Facts about Burrowing Owl. The Burrowing Owl is a type of owl that belongs to the genus Athene of the Strigidae family. "Scientific name for Burrowing Owl is Athene cunicularia". Burrowing Owl can be largely found all through open landscapes of South and North America. Burrowing Owls prefer to live in rangelands, grasslands, deserts, agricultural areas, or any other open arid area with little vegetation.
Features of Burrowing Owl
The Burrowing Owl is a tiny ground-dwelling bird, such that the female owls are bigger and heavier than the males. Burrowing Owls have a body length that ranges from 7 7/16 inches to 11 1/4 inches (19 cm to 28cm), with a wing length between 5 11/16 inches and 8 inches (14.2 cm and 20.0 cm). The length of the tail of these owls ranges from 2 7/16 inches to 4 7/16 inches (6.4 cm to 11.4 cm), with the body mass between 0.3 lbs and 0.5 lbs (147 grams and 240 grams).
The Burrowing Owl has a small body size with elongated legs, a round head, without ear tufts. The facial disc of the Burrowing Owl is light brown in color, with prominent white color eyebrows over the bright yellow colored eyes. The bill of the bird is grey-olive in color and its cere is gray-brown in color. The bird has a distinctive white color throat band.
The upper parts of the Burrowing Owl are brown in color and its crown and forehead will have white color dots and streaks. Other parts of the body of the bird are erratically dotted with white to light ochre big, rounded marks. The flight feathers of the bird are barred, pale and dark, and its brown colored tail has 3 to 4 light bars.

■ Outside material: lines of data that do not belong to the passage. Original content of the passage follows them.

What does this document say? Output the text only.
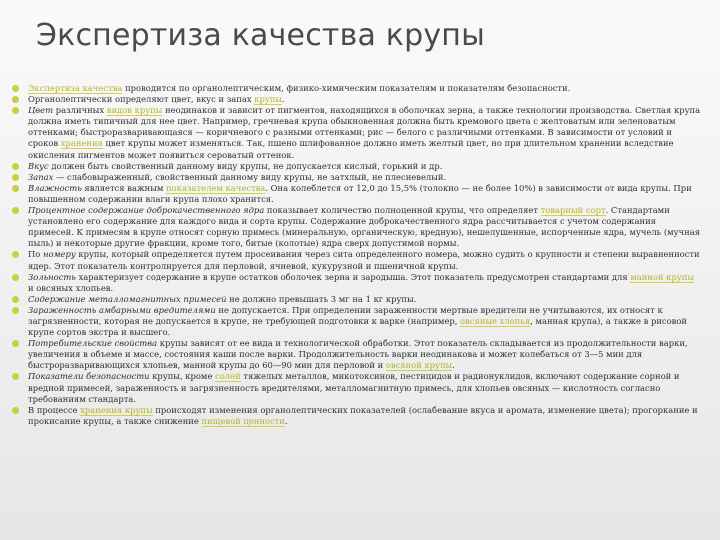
Экспертиза качества крупы
Экспертиза качества проводится по органолептическим, физико-химическим показателям и показателям безопасности.
Органолептически определяют цвет, вкус и запах крупы.
Цвет различных видов крупы неодинаков и зависит от пигментов, находящихся в оболочках зерна, а также технологии производства. Светлая крупа должна иметь типичный для нее цвет. Например, гречневая крупа обыкновенная должна быть кремового цвета с желтоватым или зеленоватым оттенками; быстроразваривающаяся — коричневого с разными оттенками; рис — белого с различными оттенками. В зависимости от условий и сроков хранения цвет крупы может изменяться. Так, пшено шлифованное должно иметь желтый цвет, но при длительном хранении вследствие окисления пигментов может появиться сероватый оттенок.
Вкус должен быть свойственный данному виду крупы, не допускается кислый, горький и др.
Запах — слабовыраженный, свойственный данному виду крупы, не затхлый, не плесневелый.
Влажность является важным показателем качества. Она колеблется от 12,0 до 15,5% (толокно — не более 10%) в зависимости от вида крупы. При повышенном содержании влаги крупа плохо хранится.
Процентное содержание доброкачественного ядра показывает количество полноценной крупы, что определяет товарный сорт. Стандартами установлено его содержание для каждого вида и сорта крупы. Содержание доброкачественного ядра рассчитывается с учетом содержания примесей. К примесям в крупе относят сорную примесь (минеральную, органическую, вредную), нешелушенные, испорченные ядра, мучель (мучная пыль) и некоторые другие фракции, кроме того, битые (колотые) ядра сверх допустимой нормы.
По номеру крупы, который определяется путем просеивания через сита определенного номера, можно судить о крупности и степени выравненности ядер. Этот показатель контролируется для перловой, ячневой, кукурузной и пшеничной крупы.
Зольность характеризует содержание в крупе остатков оболочек зерна и зародыша. Этот показатель предусмотрен стандартами для манной крупы и овсяных хлопьев.
Содержание металломагнитных примесей не должно превышать 3 мг на 1 кг крупы.
Зараженность амбарными вредителями не допускается. При определении зараженности мертвые вредители не учитываются, их относят к загрязненности, которая не допускается в крупе, не требующей подготовки к варке (например, овсяные хлопья, манная крупа), а также в рисовой крупе сортов экстра и высшего.
Потребительские свойства крупы зависят от ее вида и технологической обработки. Этот показатель складывается из продолжительности варки, увеличения в объеме и массе, состояния каши после варки. Продолжительность варки неодинакова и может колебаться от 3—5 мин для быстроразваривающихся хлопьев, манной крупы до 60—90 мин для перловой и овсяной крупы.
Показатели безопасности крупы, кроме солей тяжелых металлов, микотоксинов, пестицидов и радионуклидов, включают содержание сорной и вредной примесей, зараженность и загрязненность вредителями, металломагнитную примесь, для хлопьев овсяных — кислотность согласно требованиям стандарта.
В процессе хранения крупы происходят изменения органолептических показателей (ослабевание вкуса и аромата, изменение цвета); прогоркание и прокисание крупы, а также снижение пищевой ценности.
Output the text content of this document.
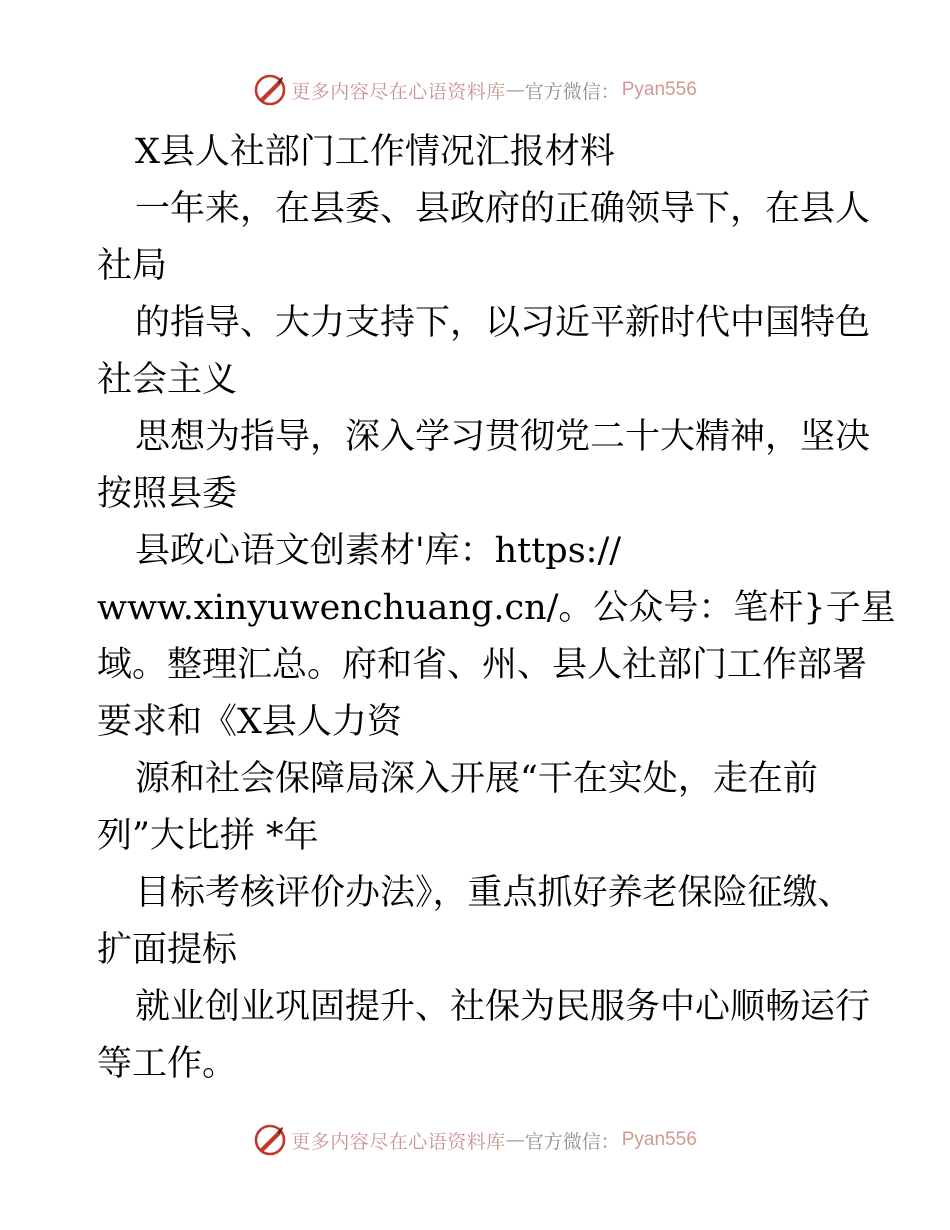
更多内容尽在心语资料库 — 官方微信： Pyan556
X县人社部门工作情况汇报材料
一年来，在县委、县政府的正确领导下，在县人
社局
的指导、大力支持下，以习近平新时代中国特色
社会主义
思想为指导，深入学习贯彻党二十大精神，坚决
按照县委
县政心语文创素材'库：https://
www.xinyuwenchuang.cn/。公众号：笔杆}子星
域。整理汇总。府和省、州、县人社部门工作部署
要求和《X县人力资
源和社会保障局深入开展“干在实处，走在前
列”大比拼 *年
目标考核评价办法》，重点抓好养老保险征缴、
扩面提标
就业创业巩固提升、社保为民服务中心顺畅运行
等工作。
更多内容尽在心语资料库 — 官方微信： Pyan556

The underparts of the Burrowing Owl are white to light buff in color, with thick dusky brown color bars. Its tarsi are conspicuously elongated and thinly feathered. The olive-grey colored toes of the owl are bristled, and it has dark horn colored claws, with black color tips. Generally, female owls are darker than the male ones.
Diet of Burrowing Owl
The Burrowing Owls usually feeds on an extensive variety of prey. The Burrowing Owl will change its food habits, according to the season and the place it lives. The Burrowing Owl feeds on big arthropods, mostly grasshoppers and beetles. The Burrowing Owl will also feed on small creatures, particularly rats, mice, ground squirrels, gophers, amphibians and reptiles, scorpions, bats, young cottontail rabbits, and birds, like horned larks and sparrows.
Behavior of Burrowing Owl
The Burrowing Owl usually roosts and nests in burrows, such as those dug by prairie dogs. Burrowing Owls are different from other owls such that they habitually active during the daytime, even though they are inclined to keep away from the midday heat. However, similar to several other types of owls, Burrowing Owls perform the majority of their hunting from dusk pending dawn, when they can exploit their night visualization and hearing their benefit. Burrowing Owls use their elongated legs to run as well as fly at the time of hunting.
Breeding of Burrowing Owl
The breeding season of the Burrowing Owl starts during late March or April. Usually, Burrowing Owls are monogamous, but rarely, a male owl will have two mates. Courtship exhibits include blinking white spots, bowing, cooing, nipping and scratching. The male owl makes display flights, rising rapidly, hanging from 5 to 10 seconds, and then declining. This cycle is repeated several times. Circling flights will also take place during courtship.
The average lifespan of the Burrowing Owl ranges from 6 years to 8 years.